The key factor in creating an advanced model is a set of control functions (7) that generate a class of trajectories (9). If the set (7) is sufficient, then the optimal control problem solution with the advanced model with a quality criterion value of (5) will be close to the optimal solution obtained solely for the reference model.
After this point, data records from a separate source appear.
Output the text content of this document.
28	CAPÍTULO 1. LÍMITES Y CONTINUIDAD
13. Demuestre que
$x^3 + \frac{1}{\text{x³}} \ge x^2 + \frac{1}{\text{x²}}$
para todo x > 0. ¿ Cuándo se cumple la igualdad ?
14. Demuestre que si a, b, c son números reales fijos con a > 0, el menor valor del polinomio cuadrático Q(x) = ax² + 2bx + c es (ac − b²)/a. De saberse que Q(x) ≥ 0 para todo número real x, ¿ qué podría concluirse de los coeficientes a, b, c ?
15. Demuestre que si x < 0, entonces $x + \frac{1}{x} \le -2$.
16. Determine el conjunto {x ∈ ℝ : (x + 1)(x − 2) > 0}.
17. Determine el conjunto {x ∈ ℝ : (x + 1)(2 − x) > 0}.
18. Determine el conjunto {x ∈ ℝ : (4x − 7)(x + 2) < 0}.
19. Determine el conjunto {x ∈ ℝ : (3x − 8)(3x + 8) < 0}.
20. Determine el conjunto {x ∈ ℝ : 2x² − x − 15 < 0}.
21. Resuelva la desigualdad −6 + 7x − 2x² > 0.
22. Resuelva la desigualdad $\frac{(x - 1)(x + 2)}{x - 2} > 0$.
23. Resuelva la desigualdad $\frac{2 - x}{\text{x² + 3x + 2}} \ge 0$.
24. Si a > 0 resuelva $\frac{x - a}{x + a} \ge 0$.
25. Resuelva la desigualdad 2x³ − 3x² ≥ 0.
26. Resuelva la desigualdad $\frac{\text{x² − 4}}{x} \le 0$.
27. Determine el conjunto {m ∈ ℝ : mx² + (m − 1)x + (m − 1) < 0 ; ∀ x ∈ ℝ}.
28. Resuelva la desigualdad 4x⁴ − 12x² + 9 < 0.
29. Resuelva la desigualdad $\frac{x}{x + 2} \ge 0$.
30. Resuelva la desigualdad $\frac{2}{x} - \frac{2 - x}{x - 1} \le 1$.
Creating an advanced model is always possible for tasks where the optimal control problem is stated for the model without uncertainties and stochastics in the right parts.

6. Conclusions

This study proposes using an advanced control object model. Initially, a universal motion stabilisation system along the specified trajectory is built for the object. It is assumed that, in the functioning process, the object will move along the optimal trajectories of a certain class. The resulting control system is then inserted into the control object. In order to quickly solve optimal control problems, an advanced object model is input into the on-board processor of the control object, which includes a mathematical model of the object with a motion stabilisation system along a given trajectory and a reference model that generates an optimal trajectory. While functioning, the evolutionary algorithm solves the optimal control problem in the classical statement in real time for an advanced control object model. The obtained solution is a control function for the reference model that generates a trajectory from a class of trajectories stabilised using the object control system.

7. Future Work

Further research will focus on developing effective methods for building advanced control object models, specifying the class of stabilisation trajectories and possibly the class of criteria for which these trajectories are optimal.